Turkey's parliament approved a controversial new draft constitution which would expand the powers of the presidency under Recep Tayyip Erdogan, meaning the country will vote on changing the constitution later this year.
While critics say the move is part of a power grab by Erdogan for a one-man rule, supporters say it formalises a de facto situation and is needed for an efficient government.
But what would change under the proposed 18-article draft constitution for the nation of 79 million?More powers for Erdogan
Under the new constitution, the president would have strengthened executive powers to directly appoint top public officials including ministers.
The president would also be able to assign one or several vice presidents. The office and position of prime minister, currently held by Binali Yildirim, would be scrapped.
The current constitution, adopted in 1982 in the wake of the 1980 military coup, guarantees independence of the courts from an "organ, authority and office".
But the draft constitution would allow the president to directly intervene in the judiciary, which Erdogan has accused of being influenced by supporters of his ally-turned-foe Fethullah Gulen who is blamed for the July 15 failed coup.
The president and the parliament would together be able to choose four members of the Supreme Board of Judges and Prosecutors (HSYK), a key judicial council that appoints and removes personnel in the judiciary. The parliament would choose seven members on its own.
Military courts, which have convicted officers and even sentenced former prime minister Adnan Menderes to death following a 1960 coup, would in the future not be allowed.
However the draft said that on issues clearly regulated by laws, the president could not introduce decrees.
State of emergency
Under the draft constitution, a state of emergency would be imposed in the event of an "uprising against the homeland" or "acts of violence which put the nation in... danger of being divided", the official news agency Anadolu said.
The president would decide whether or not impose a state of emergency and then present it to the parliament.
The parliament, when it deems it to be necessary, can shorten, lengthen or lift the state of emergency, the agency added.
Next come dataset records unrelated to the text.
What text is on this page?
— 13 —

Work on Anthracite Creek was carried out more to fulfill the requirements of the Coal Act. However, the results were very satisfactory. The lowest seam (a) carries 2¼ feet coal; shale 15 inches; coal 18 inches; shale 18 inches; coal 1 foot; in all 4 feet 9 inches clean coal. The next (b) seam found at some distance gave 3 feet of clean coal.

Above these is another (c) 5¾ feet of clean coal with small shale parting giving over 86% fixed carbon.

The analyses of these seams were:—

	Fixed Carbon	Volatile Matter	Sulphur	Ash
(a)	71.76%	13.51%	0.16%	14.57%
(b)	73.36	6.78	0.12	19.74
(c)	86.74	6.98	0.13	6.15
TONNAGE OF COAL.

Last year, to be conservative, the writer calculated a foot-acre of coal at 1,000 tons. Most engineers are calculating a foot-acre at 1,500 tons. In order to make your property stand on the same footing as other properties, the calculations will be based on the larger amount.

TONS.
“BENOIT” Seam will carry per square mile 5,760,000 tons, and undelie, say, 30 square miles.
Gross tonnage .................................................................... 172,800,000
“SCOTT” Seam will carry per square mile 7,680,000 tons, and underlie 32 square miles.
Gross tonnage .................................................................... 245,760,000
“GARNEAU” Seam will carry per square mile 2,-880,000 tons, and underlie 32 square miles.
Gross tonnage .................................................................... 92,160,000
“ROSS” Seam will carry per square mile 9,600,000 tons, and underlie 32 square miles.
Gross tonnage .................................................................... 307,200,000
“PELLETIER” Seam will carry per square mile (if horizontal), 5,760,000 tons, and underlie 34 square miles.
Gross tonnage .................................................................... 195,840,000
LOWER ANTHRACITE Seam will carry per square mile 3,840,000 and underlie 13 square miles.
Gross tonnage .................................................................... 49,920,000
Initially the emergency would last six months, 12 weeks longer than the current emergency can be introduced and then it can be extended by the parliament after a presidential request for four months each time.
More members of parliament
The number of members of the Turkish parliament would rise from 550 to 600. The minimum age limit for MPs would also be lowered from 25 to 18.
Legislative elections would take place once every five years - instead of four - and on the same day as the presidential elections.
The parliament would still have power to enact, modify and remove legislation. It would retain supervisory powers to write enquiries with help from an investigative authority.
It would also be able to oversee the president's performance but the latter would have authority to issue a presidential decree on all matters related to his executive powers.
If the president were accused or suspected of a crime, then parliament could request an investigation.
The president will have to be a Turkish citizen at least 40 years old, and can be a member of a political party. Currently the president must be impartial and without party favour.
Longer Erdogan term?
The draft constitution states that the next presidential and parliamentary elections are to be held simultaneously on November 3, 2019.
The president would have a five-year term with a maximum of two mandates.
Erdogan was elected president in August 2014 after more than a decade as prime minister, in the first ever direct elections for a Turkish head of state.
But there have been suggestions that the clock on his presidency will start from zero from 2019 as the new constitution creates a new presidential role.
If this is so, Erdogan would be able to stay in power until 2029, not 2024. The president has yet to make explicitly clear whether this is the case.